Methods: In this prospective, randomized, open-label crossover study with masked outcome assessments, stable heart failure patients (left ventricular ejection fraction < 40%) homozygous for the Arg16/Gln27 (n = 13) or Gly16/Glu27 haplotype (n = 8) of the β2-receptor were randomized to equipotent dosages of carvedilol or metoprolol for two 6-wk periods. Primary outcome was sympathetic activity as measured by (123)I-MIBG myocardial washout. Secondary outcomes included markers of hemostasis.
Results: (123)I-MIBG cardiac washout was lower during carvedilol than metoprolol treatment (12.9% ± 3.9% vs. 22.1% ± 2.8%, respectively, P = 0.003), irrespective of β2-adrenergic receptor haplotype. In addition, treatment with carvedilol resulted in a lower von Willebrand factor than did metoprolol (149% ± 13% vs. 157% ± 13%, respectively, P = 0.01), irrespective of β2-adrenergic receptor haplotype.
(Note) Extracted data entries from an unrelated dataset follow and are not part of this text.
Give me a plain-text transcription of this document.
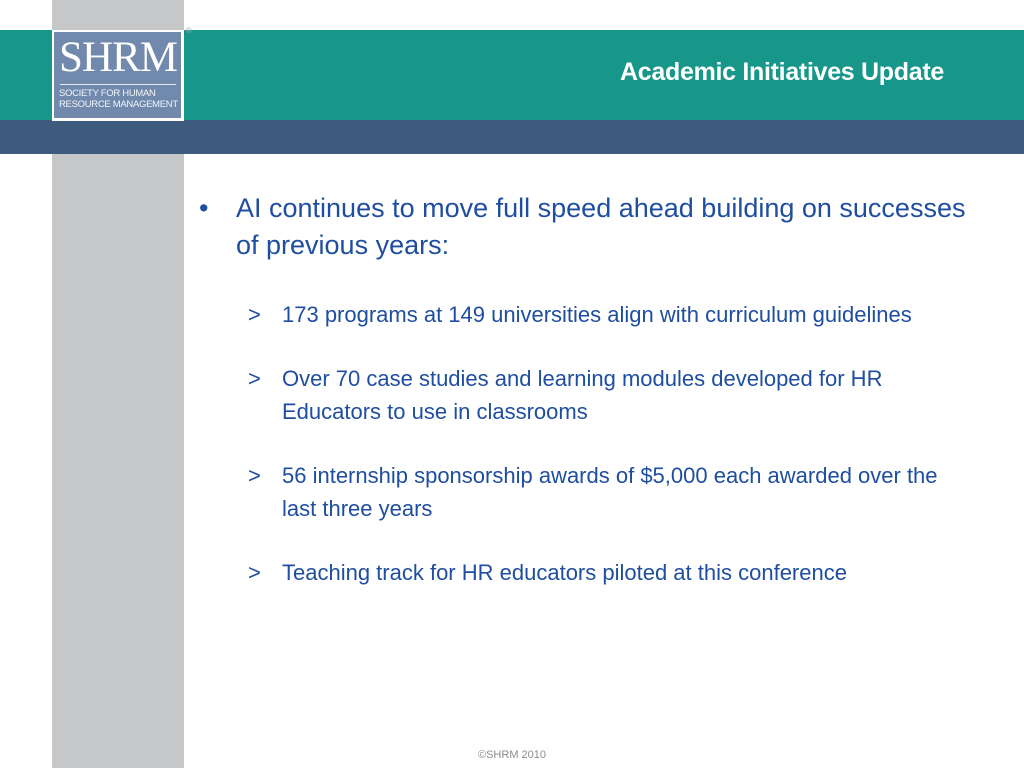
SHRM
SOCIETY FOR HUMAN
RESOURCE MANAGEMENT
®
Academic Initiatives Update
• AI continues to move full speed ahead building on successes of previous years:
> 173 programs at 149 universities align with curriculum guidelines
> Over 70 case studies and learning modules developed for HR Educators to use in classrooms
> 56 internship sponsorship awards of $5,000 each awarded over the last three years
> Teaching track for HR educators piloted at this conference
©SHRM 2010
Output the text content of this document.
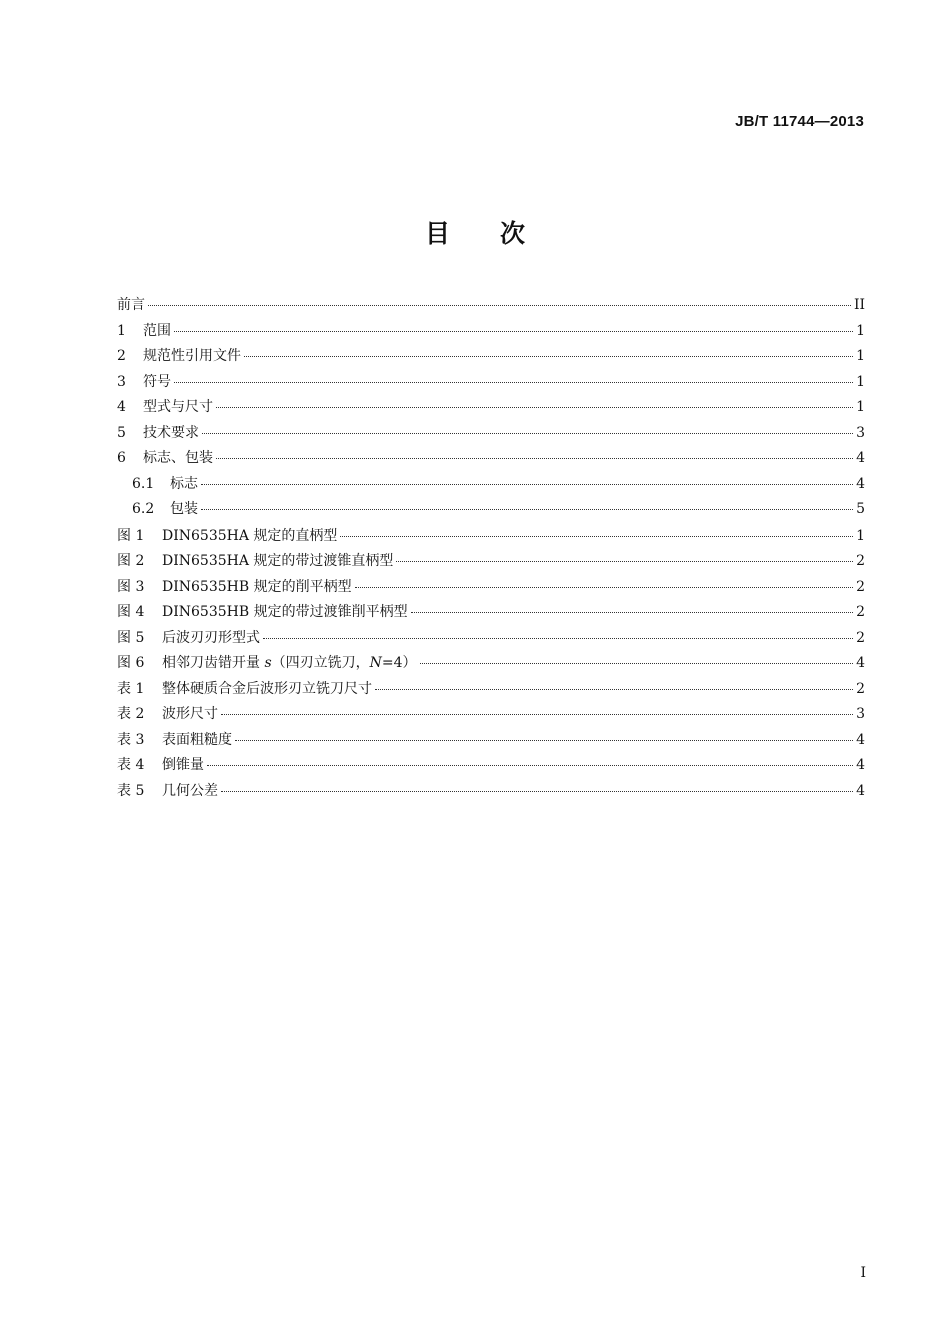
JB/T 11744—2013
目 次
前言	II
1	范围	1
2	规范性引用文件	1
3	符号	1
4	型式与尺寸	1
5	技术要求	3
6	标志、包装	4
6.1	标志	4
6.2	包装	5
图 1	DIN6535HA 规定的直柄型	1
图 2	DIN6535HA 规定的带过渡锥直柄型	2
图 3	DIN6535HB 规定的削平柄型	2
图 4	DIN6535HB 规定的带过渡锥削平柄型	2
图 5	后波刃刃形型式	2
图 6	相邻刀齿错开量 s（四刃立铣刀，N=4）	4
表 1	整体硬质合金后波形刃立铣刀尺寸	2
表 2	波形尺寸	3
表 3	表面粗糙度	4
表 4	倒锥量	4
表 5	几何公差	4
I
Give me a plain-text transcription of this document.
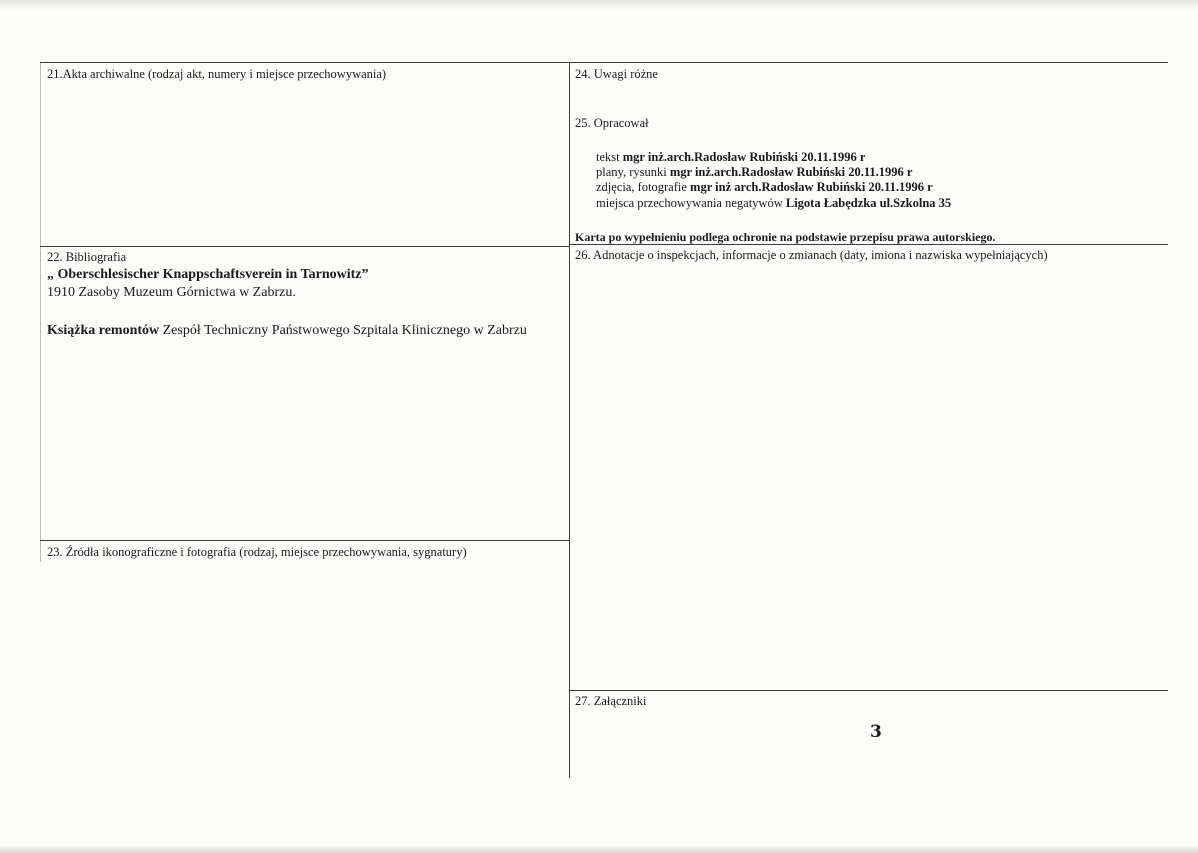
21.Akta archiwalne (rodzaj akt, numery i miejsce przechowywania)
22. Bibliografia
„ Oberschlesischer Knappschaftsverein in Tarnowitz”
1910 Zasoby Muzeum Górnictwa w Zabrzu.
Książka remontów Zespół Techniczny Państwowego Szpitala Klinicznego w Zabrzu
23. Źródła ikonograficzne i fotografia (rodzaj, miejsce przechowywania, sygnatury)
24. Uwagi różne
25. Opracował
tekst mgr inż.arch.Radosław Rubiński 20.11.1996 r
plany, rysunki mgr inż.arch.Radosław Rubiński 20.11.1996 r
zdjęcia, fotografie mgr inż arch.Radosław Rubiński 20.11.1996 r
miejsca przechowywania negatywów Ligota Łabędzka ul.Szkolna 35
Karta po wypełnieniu podlega ochronie na podstawie przepisu prawa autorskiego.
26. Adnotacje o inspekcjach, informacje o zmianach (daty, imiona i nazwiska wypełniających)
27. Załączniki
3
Conclusion: Compared with metoprolol, carvedilol resulted in greater reduction of sympathetic activity after 6 wk of treatment and lower von Willebrand factor concentrations in both Arg16/Gln27 and Gly16/Glu27 individuals. Therefore, carvedilol may reduce the risk of thromboembolic events in patients with heart failure, irrespective of β2-receptor haplotype status.
Keywords: genetics, coagulation; heart failure; sympathetic nervous system; β-blockers.